Smith also vividly remembers the New York club that they were pitted against in the Series. It was a Yankees team made up of household names -- Roger Maris, Yogi Berra, Mickey Mantle, Whitey Ford. The list goes on and on.
It was a team that had won titles six times during the previous decade. They led the Majors that season with 97 wins.
However, Smith also had the scouting report. Having been drafted by the Yankees, Smith had spent five years playing in New York's Minor League system. He played with Maris in Kansas City and had caught most of the pitchers that the Yankees would be sending to the mound.
"They didn't scare me," Smith said. "They didn't scare our guys even though we knew how good they were. We thought we were a good solid team."
Still, the Yankees came into the Series heavy favorites.
"A lot of people around New York and Vegas didn't think we had a chance," Smith recalled. "But everyone around Pittsburgh sure did. And all around the country people were rooting for us. People love the underdog."
Though it's been nearly 48 years since that Series, Smith can recall game details -- and pitch sequences -- with amazing clarity.
He'll talk about how the Pirates were outscored 38-3 in losses in Games 2, 3 and 6. He'll boast about how his team was sure it was going to clinch in six games after taking the 3-2 series lead. He'll tell you about the RBI single Groat hit and the job Roy Face did in closing out three games.
And he'll tell you about his Game 7 at-bat.

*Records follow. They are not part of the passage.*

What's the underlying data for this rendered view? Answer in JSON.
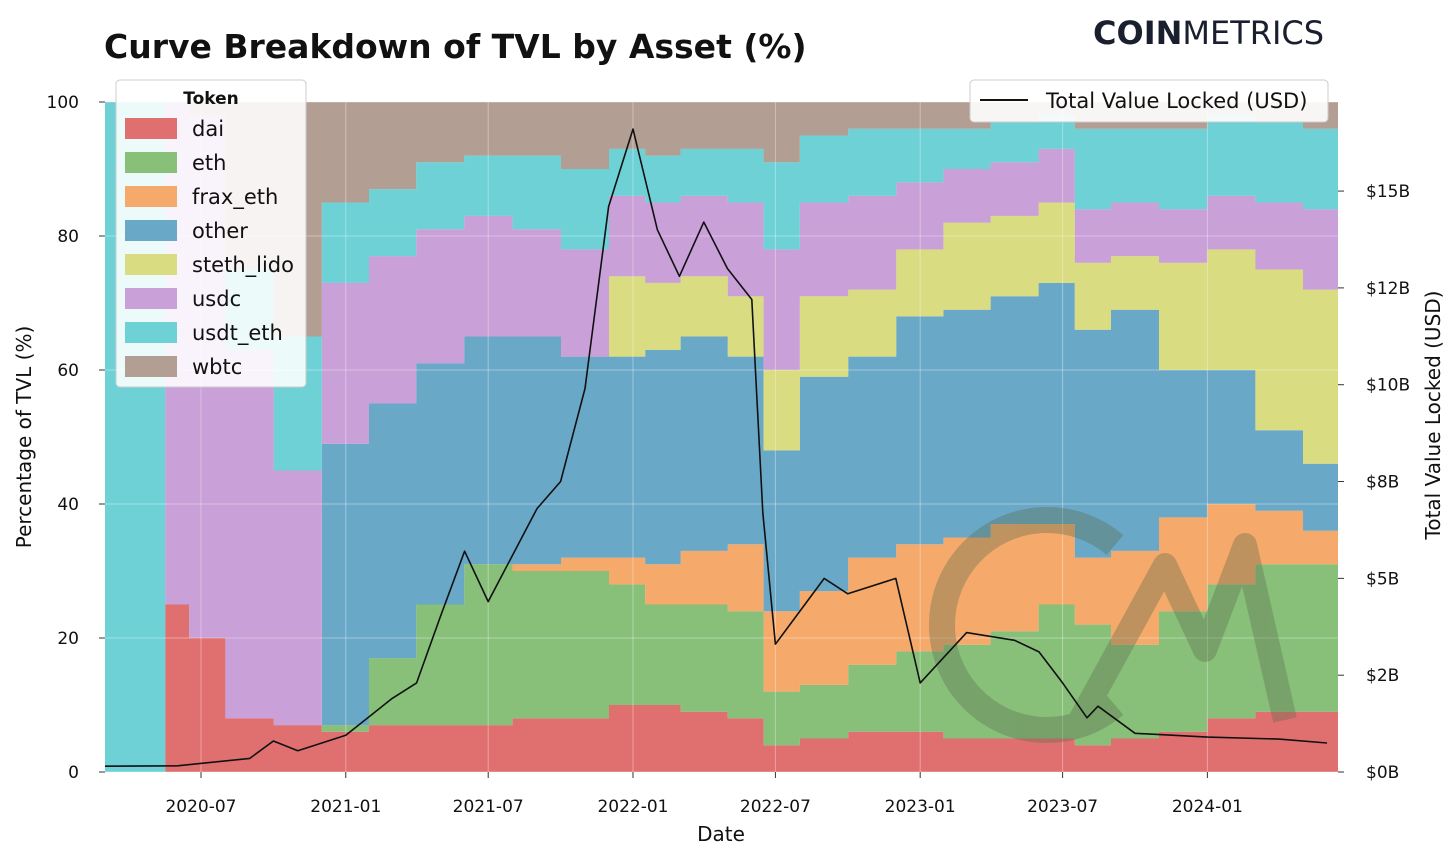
{
  "title": "Curve Breakdown of TVL by Asset (%)",
  "brand": {
    "bold": "COIN",
    "light": "METRICS"
  },
  "chart_data": {
    "type": "area",
    "stacked": true,
    "title": "Curve Breakdown of TVL by Asset (%)",
    "xlabel": "Date",
    "ylabel": "Percentage of TVL (%)",
    "y2label": "Total Value Locked (USD)",
    "ylim": [
      0,
      100
    ],
    "y2lim_billions": [
      0,
      17.3
    ],
    "yticks": [
      0,
      20,
      40,
      60,
      80,
      100
    ],
    "y2ticks": [
      {
        "value": 0,
        "label": "$0B"
      },
      {
        "value": 2.5,
        "label": "$2B"
      },
      {
        "value": 5,
        "label": "$5B"
      },
      {
        "value": 7.5,
        "label": "$8B"
      },
      {
        "value": 10,
        "label": "$10B"
      },
      {
        "value": 12.5,
        "label": "$12B"
      },
      {
        "value": 15,
        "label": "$15B"
      }
    ],
    "xticks": [
      "2020-07",
      "2021-01",
      "2021-07",
      "2022-01",
      "2022-07",
      "2023-01",
      "2023-07",
      "2024-01"
    ],
    "legend_title": "Token",
    "legend_position": "top-left",
    "line_legend": "Total Value Locked (USD)",
    "line_legend_position": "top-right",
    "grid": true,
    "x": [
      "2020-03",
      "2020-05",
      "2020-06",
      "2020-07",
      "2020-09",
      "2020-11",
      "2021-01",
      "2021-03",
      "2021-05",
      "2021-07",
      "2021-09",
      "2021-11",
      "2022-01",
      "2022-02",
      "2022-04",
      "2022-06",
      "2022-07",
      "2022-09",
      "2022-11",
      "2023-01",
      "2023-03",
      "2023-05",
      "2023-07",
      "2023-08",
      "2023-10",
      "2023-12",
      "2024-02",
      "2024-04",
      "2024-06"
    ],
    "series": [
      {
        "name": "dai",
        "color": "#e07070",
        "values": [
          0,
          0,
          25,
          20,
          8,
          7,
          6,
          7,
          7,
          7,
          8,
          8,
          10,
          10,
          9,
          8,
          4,
          5,
          6,
          6,
          5,
          5,
          5,
          4,
          5,
          6,
          8,
          9,
          9
        ]
      },
      {
        "name": "eth",
        "color": "#88c07a",
        "values": [
          0,
          0,
          0,
          0,
          0,
          0,
          1,
          10,
          18,
          24,
          22,
          22,
          18,
          15,
          16,
          16,
          8,
          8,
          10,
          12,
          14,
          16,
          20,
          18,
          14,
          18,
          20,
          22,
          22
        ]
      },
      {
        "name": "frax_eth",
        "color": "#f5a96b",
        "values": [
          0,
          0,
          0,
          0,
          0,
          0,
          0,
          0,
          0,
          0,
          1,
          2,
          4,
          6,
          8,
          10,
          12,
          14,
          16,
          16,
          16,
          16,
          12,
          10,
          14,
          14,
          12,
          8,
          5
        ]
      },
      {
        "name": "other",
        "color": "#6aa8c8",
        "values": [
          0,
          0,
          0,
          0,
          0,
          0,
          42,
          38,
          36,
          34,
          34,
          30,
          30,
          32,
          32,
          28,
          24,
          32,
          30,
          34,
          34,
          34,
          36,
          34,
          36,
          22,
          20,
          12,
          10
        ]
      },
      {
        "name": "steth_lido",
        "color": "#d9dc80",
        "values": [
          0,
          0,
          0,
          0,
          0,
          0,
          0,
          0,
          0,
          0,
          0,
          0,
          12,
          10,
          9,
          9,
          12,
          12,
          10,
          10,
          13,
          12,
          12,
          10,
          8,
          16,
          18,
          24,
          26
        ]
      },
      {
        "name": "usdc",
        "color": "#c9a0d8",
        "values": [
          0,
          0,
          75,
          78,
          55,
          38,
          24,
          22,
          20,
          18,
          16,
          16,
          12,
          12,
          12,
          14,
          18,
          14,
          14,
          10,
          8,
          8,
          8,
          8,
          8,
          8,
          8,
          10,
          12
        ]
      },
      {
        "name": "usdt_eth",
        "color": "#6dd1d6",
        "values": [
          100,
          100,
          0,
          0,
          12,
          20,
          12,
          10,
          10,
          9,
          11,
          12,
          7,
          7,
          7,
          8,
          13,
          10,
          10,
          8,
          6,
          6,
          5,
          12,
          11,
          12,
          12,
          12,
          12
        ]
      },
      {
        "name": "wbtc",
        "color": "#b39e94",
        "values": [
          0,
          0,
          0,
          2,
          25,
          35,
          15,
          13,
          9,
          8,
          8,
          10,
          7,
          8,
          7,
          7,
          9,
          5,
          4,
          4,
          4,
          3,
          2,
          4,
          4,
          4,
          2,
          3,
          4
        ]
      }
    ],
    "tvl_line": {
      "name": "Total Value Locked (USD)",
      "color": "#111111",
      "unit": "USD billions",
      "x": [
        "2020-03",
        "2020-06",
        "2020-09",
        "2020-10",
        "2020-11",
        "2021-01",
        "2021-03",
        "2021-04",
        "2021-05",
        "2021-06",
        "2021-07",
        "2021-08",
        "2021-09",
        "2021-10",
        "2021-11",
        "2021-12",
        "2022-01",
        "2022-02",
        "2022-03",
        "2022-04",
        "2022-05",
        "2022-06",
        "2022-06-15",
        "2022-07",
        "2022-09",
        "2022-10",
        "2022-12",
        "2023-01",
        "2023-03",
        "2023-05",
        "2023-06",
        "2023-07",
        "2023-08",
        "2023-08-15",
        "2023-10",
        "2024-01",
        "2024-04",
        "2024-06"
      ],
      "values": [
        0.15,
        0.16,
        0.35,
        0.8,
        0.55,
        0.95,
        1.9,
        2.3,
        4.0,
        5.7,
        4.4,
        5.6,
        6.8,
        7.5,
        9.9,
        14.6,
        16.6,
        14.0,
        12.8,
        14.2,
        13.0,
        12.2,
        6.7,
        3.3,
        5.0,
        4.6,
        5.0,
        2.3,
        3.6,
        3.4,
        3.1,
        2.3,
        1.4,
        1.7,
        1.0,
        0.9,
        0.85,
        0.75
      ]
    }
  }
}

Smith had watched the first seven innings of that game from the bench, as fellow catcher Smokey Burgess earned the starting nod. The Pirates took a quick 4-1 lead, only to see the Yankees score six times to take an imposing 7-4 lead into the bottom of the eighth.

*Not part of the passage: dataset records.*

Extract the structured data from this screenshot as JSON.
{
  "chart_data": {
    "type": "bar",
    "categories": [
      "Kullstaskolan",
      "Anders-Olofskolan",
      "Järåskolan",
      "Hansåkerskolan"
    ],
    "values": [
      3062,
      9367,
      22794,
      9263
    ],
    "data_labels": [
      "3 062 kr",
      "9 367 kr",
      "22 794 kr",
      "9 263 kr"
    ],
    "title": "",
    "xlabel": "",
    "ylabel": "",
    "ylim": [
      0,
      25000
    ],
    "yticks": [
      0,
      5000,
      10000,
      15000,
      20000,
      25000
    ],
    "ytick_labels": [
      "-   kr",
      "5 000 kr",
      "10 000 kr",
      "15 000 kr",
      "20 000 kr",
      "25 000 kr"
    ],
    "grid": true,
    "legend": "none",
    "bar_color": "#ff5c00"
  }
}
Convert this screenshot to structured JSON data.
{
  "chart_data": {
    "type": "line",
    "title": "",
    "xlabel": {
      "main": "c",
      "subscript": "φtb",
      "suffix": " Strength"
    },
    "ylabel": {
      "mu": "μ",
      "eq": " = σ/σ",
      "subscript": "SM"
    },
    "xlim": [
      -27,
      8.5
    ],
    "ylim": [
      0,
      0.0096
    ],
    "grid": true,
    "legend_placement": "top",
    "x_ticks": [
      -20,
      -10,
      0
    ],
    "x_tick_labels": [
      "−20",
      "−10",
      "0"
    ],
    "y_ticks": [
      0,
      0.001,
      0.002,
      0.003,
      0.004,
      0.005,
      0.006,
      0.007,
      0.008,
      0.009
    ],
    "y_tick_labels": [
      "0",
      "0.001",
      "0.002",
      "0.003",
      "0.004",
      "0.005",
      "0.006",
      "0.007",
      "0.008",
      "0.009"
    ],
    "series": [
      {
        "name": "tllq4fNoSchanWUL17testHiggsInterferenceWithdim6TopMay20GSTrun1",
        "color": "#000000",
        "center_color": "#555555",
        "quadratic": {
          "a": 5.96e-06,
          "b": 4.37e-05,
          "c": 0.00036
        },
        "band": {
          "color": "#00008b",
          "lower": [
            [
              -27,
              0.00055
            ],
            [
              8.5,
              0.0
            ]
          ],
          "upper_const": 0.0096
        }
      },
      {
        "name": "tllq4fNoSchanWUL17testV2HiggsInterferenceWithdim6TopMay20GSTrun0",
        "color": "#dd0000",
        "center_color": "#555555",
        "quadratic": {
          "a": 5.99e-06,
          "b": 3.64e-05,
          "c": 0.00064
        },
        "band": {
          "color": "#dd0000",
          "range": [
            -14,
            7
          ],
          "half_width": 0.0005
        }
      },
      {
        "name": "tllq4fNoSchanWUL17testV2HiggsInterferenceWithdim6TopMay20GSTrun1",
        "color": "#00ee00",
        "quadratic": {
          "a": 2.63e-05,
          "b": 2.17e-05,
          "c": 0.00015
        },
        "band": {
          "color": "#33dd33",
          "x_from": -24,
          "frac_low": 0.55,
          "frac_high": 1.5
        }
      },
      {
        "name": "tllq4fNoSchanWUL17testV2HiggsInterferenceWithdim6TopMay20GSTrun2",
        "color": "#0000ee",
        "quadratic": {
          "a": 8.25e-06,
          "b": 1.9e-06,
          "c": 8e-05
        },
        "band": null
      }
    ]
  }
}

Smith had come into the game in the top of the inning, after Burgess had been replaced by a pinch runner in the seventh. With two hits during the first six games of the Series, Smith hadn't exactly been the team's biggest offensive force up until that point.
With New York's Jim Coates on the mound, two teammates on base and the Pirate having already closed the deficit to one, Smith fell behind in the count 1-2.

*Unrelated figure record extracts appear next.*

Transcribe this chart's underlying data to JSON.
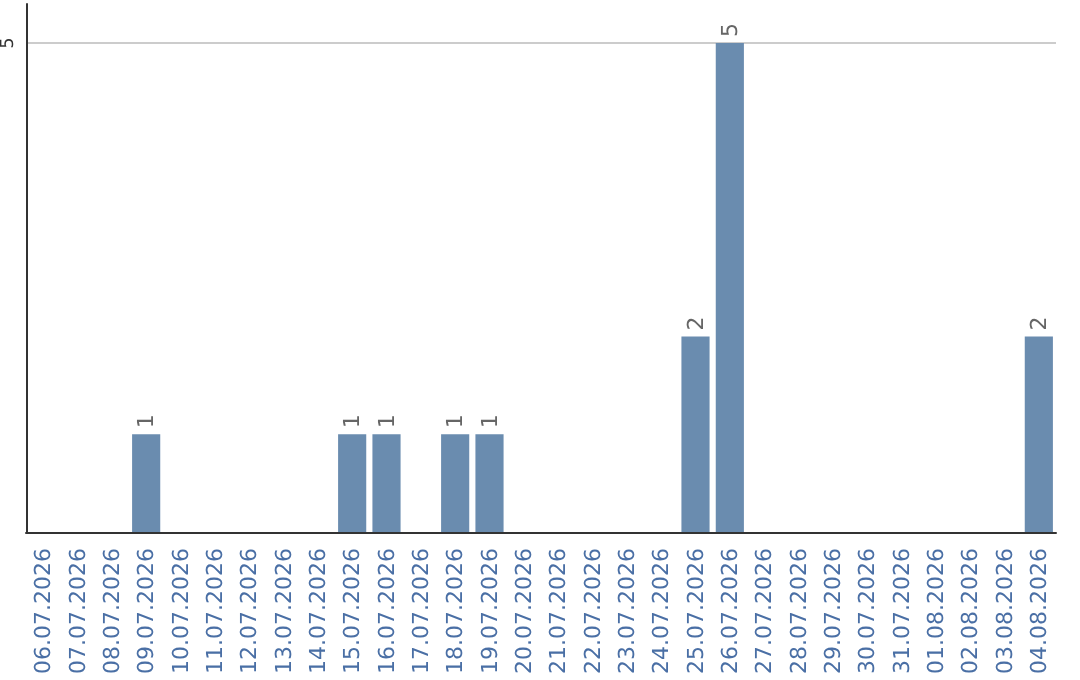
{
  "chart_data": {
    "type": "bar",
    "categories": [
      "06.07.2026",
      "07.07.2026",
      "08.07.2026",
      "09.07.2026",
      "10.07.2026",
      "11.07.2026",
      "12.07.2026",
      "13.07.2026",
      "14.07.2026",
      "15.07.2026",
      "16.07.2026",
      "17.07.2026",
      "18.07.2026",
      "19.07.2026",
      "20.07.2026",
      "21.07.2026",
      "22.07.2026",
      "23.07.2026",
      "24.07.2026",
      "25.07.2026",
      "26.07.2026",
      "27.07.2026",
      "28.07.2026",
      "29.07.2026",
      "30.07.2026",
      "31.07.2026",
      "01.08.2026",
      "02.08.2026",
      "03.08.2026",
      "04.08.2026"
    ],
    "values": [
      0,
      0,
      0,
      1,
      0,
      0,
      0,
      0,
      0,
      1,
      1,
      0,
      1,
      1,
      0,
      0,
      0,
      0,
      0,
      2,
      5,
      0,
      0,
      0,
      0,
      0,
      0,
      0,
      0,
      2
    ],
    "value_labels": [
      null,
      null,
      null,
      "1",
      null,
      null,
      null,
      null,
      null,
      "1",
      "1",
      null,
      "1",
      "1",
      null,
      null,
      null,
      null,
      null,
      "2",
      "5",
      null,
      null,
      null,
      null,
      null,
      null,
      null,
      null,
      "2"
    ],
    "color": "#6a8caf",
    "ylim": [
      0,
      5.4
    ],
    "yticks": [
      5
    ],
    "grid": "y"
  }
}
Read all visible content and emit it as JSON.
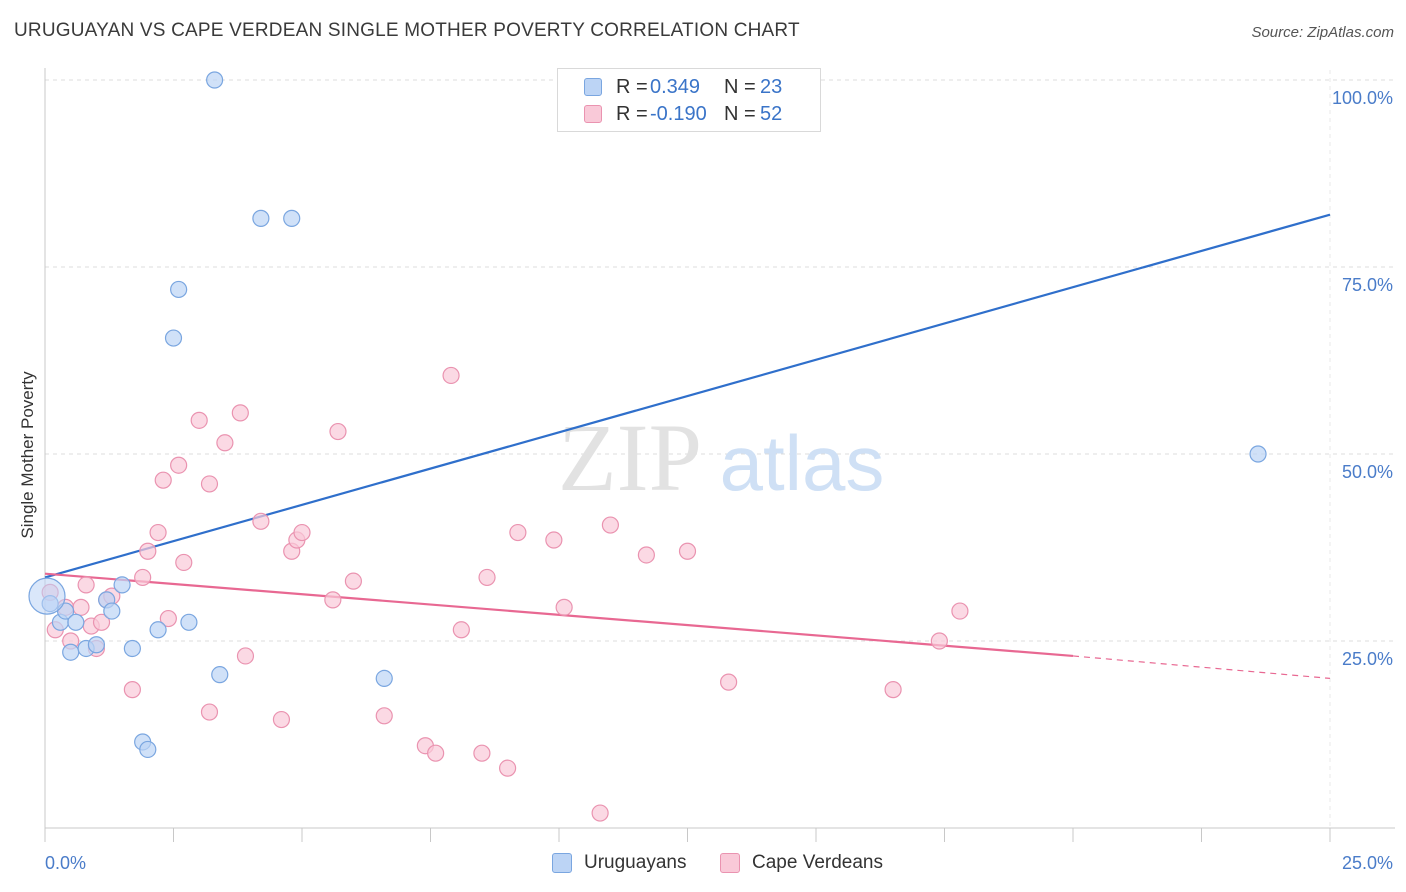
{
  "title": "URUGUAYAN VS CAPE VERDEAN SINGLE MOTHER POVERTY CORRELATION CHART",
  "source": "Source: ZipAtlas.com",
  "watermark": {
    "zip": "ZIP",
    "atlas": "atlas"
  },
  "legend": {
    "rows": [
      {
        "r_label": "R =",
        "r_value": "0.349",
        "n_label": "N =",
        "n_value": "23"
      },
      {
        "r_label": "R =",
        "r_value": "-0.190",
        "n_label": "N =",
        "n_value": "52"
      }
    ]
  },
  "bottom_legend": [
    "Uruguayans",
    "Cape Verdeans"
  ],
  "colors": {
    "uruguayans_fill": "#bcd4f5",
    "uruguayans_stroke": "#7aa6e0",
    "uruguayans_line": "#2f6fcb",
    "capeverdeans_fill": "#f9c9d8",
    "capeverdeans_stroke": "#ea93b0",
    "capeverdeans_line": "#e86892",
    "axis_text": "#4a7cc9"
  },
  "chart_data": {
    "type": "scatter",
    "title": "URUGUAYAN VS CAPE VERDEAN SINGLE MOTHER POVERTY CORRELATION CHART",
    "xlabel": "",
    "ylabel": "Single Mother Poverty",
    "xlim": [
      0,
      25
    ],
    "ylim": [
      0,
      100
    ],
    "x_tick_labels": [
      "0.0%",
      "25.0%"
    ],
    "y_tick_labels": [
      "100.0%",
      "75.0%",
      "50.0%",
      "25.0%"
    ],
    "y_ticks": [
      100,
      75,
      50,
      25
    ],
    "grid": true,
    "series": [
      {
        "name": "Uruguayans",
        "points": [
          [
            0.1,
            30.0
          ],
          [
            0.3,
            27.5
          ],
          [
            0.4,
            29.0
          ],
          [
            0.5,
            23.5
          ],
          [
            0.6,
            27.5
          ],
          [
            0.8,
            24.0
          ],
          [
            1.0,
            24.5
          ],
          [
            1.2,
            30.5
          ],
          [
            1.3,
            29.0
          ],
          [
            1.5,
            32.5
          ],
          [
            1.7,
            24.0
          ],
          [
            1.9,
            11.5
          ],
          [
            2.0,
            10.5
          ],
          [
            2.2,
            26.5
          ],
          [
            2.5,
            65.5
          ],
          [
            2.6,
            72.0
          ],
          [
            2.8,
            27.5
          ],
          [
            3.3,
            100.0
          ],
          [
            3.4,
            20.5
          ],
          [
            4.2,
            81.5
          ],
          [
            4.8,
            81.5
          ],
          [
            6.6,
            20.0
          ],
          [
            23.6,
            50.0
          ]
        ]
      },
      {
        "name": "Cape Verdeans",
        "points": [
          [
            0.1,
            31.5
          ],
          [
            0.2,
            26.5
          ],
          [
            0.4,
            29.5
          ],
          [
            0.5,
            25.0
          ],
          [
            0.7,
            29.5
          ],
          [
            0.8,
            32.5
          ],
          [
            0.9,
            27.0
          ],
          [
            1.0,
            24.0
          ],
          [
            1.1,
            27.5
          ],
          [
            1.2,
            30.5
          ],
          [
            1.3,
            31.0
          ],
          [
            1.7,
            18.5
          ],
          [
            1.9,
            33.5
          ],
          [
            2.0,
            37.0
          ],
          [
            2.2,
            39.5
          ],
          [
            2.3,
            46.5
          ],
          [
            2.4,
            28.0
          ],
          [
            2.6,
            48.5
          ],
          [
            2.7,
            35.5
          ],
          [
            3.0,
            54.5
          ],
          [
            3.2,
            15.5
          ],
          [
            3.2,
            46.0
          ],
          [
            3.5,
            51.5
          ],
          [
            3.8,
            55.5
          ],
          [
            3.9,
            23.0
          ],
          [
            4.2,
            41.0
          ],
          [
            4.6,
            14.5
          ],
          [
            4.8,
            37.0
          ],
          [
            4.9,
            38.5
          ],
          [
            5.0,
            39.5
          ],
          [
            5.6,
            30.5
          ],
          [
            5.7,
            53.0
          ],
          [
            6.0,
            33.0
          ],
          [
            6.6,
            15.0
          ],
          [
            7.4,
            11.0
          ],
          [
            7.6,
            10.0
          ],
          [
            7.9,
            60.5
          ],
          [
            8.1,
            26.5
          ],
          [
            8.5,
            10.0
          ],
          [
            8.6,
            33.5
          ],
          [
            9.0,
            8.0
          ],
          [
            9.2,
            39.5
          ],
          [
            9.9,
            38.5
          ],
          [
            10.1,
            29.5
          ],
          [
            10.8,
            2.0
          ],
          [
            11.0,
            40.5
          ],
          [
            11.7,
            36.5
          ],
          [
            12.5,
            37.0
          ],
          [
            13.3,
            19.5
          ],
          [
            16.5,
            18.5
          ],
          [
            17.4,
            25.0
          ],
          [
            17.8,
            29.0
          ]
        ]
      }
    ],
    "trend_lines": [
      {
        "name": "Uruguayans",
        "x": [
          0,
          25
        ],
        "y": [
          33.5,
          82.0
        ]
      },
      {
        "name": "Cape Verdeans",
        "x": [
          0,
          20
        ],
        "y": [
          34.0,
          23.0
        ],
        "dashed_to": [
          25,
          20.0
        ]
      }
    ]
  }
}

"I missed a fastball," Smith recalled, referring to the second pitch in the at-bat. "I took a hard swing."
He'd get another try at the fastball two pitches later.
"I remember very well that when I hit it that it would be a home run," Smith said. "It wasn't until I rounded second base and saw the people standing up on the dugout and going crazy that I realized that this was something special. That's when it sunk in how big this was."
The home run gave the Pirates a 9-7 lead, one that they would need every bit of when the Yankees struck for two in the top of the ninth. And that's where the story gets familiar -- Mazeroski answered with the game-winning leadoff homer.
It clinched Pittsburgh's first World Championship since 1925. It also pushed Smith's eight-inning homer -- one that was set to be one of the greatest in the storied franchise's history -- out of the national spotlight, where it seems to have since stayed.
However, Smith insists that though outdone by Mazeroski, his contribution to that Series win has by no means been completely buried.
"It hasn't been forgotten by the people that know baseball," he said. "I still get letters where fans will tell me they never forgot my home run. One guy will tell me he was overseas, and another guy will tell me he took his radio with him to listen as he was going from class to class. I've had people write me who never even saw the home run, but who have heard stories told by their grandfather.
"I haven't been forgotten," he added. "I got all the attention that I needed."
Still, with the hype of this three-game series beginning Tuesday night swelling, it doesn't hurt to give him just a little bit more.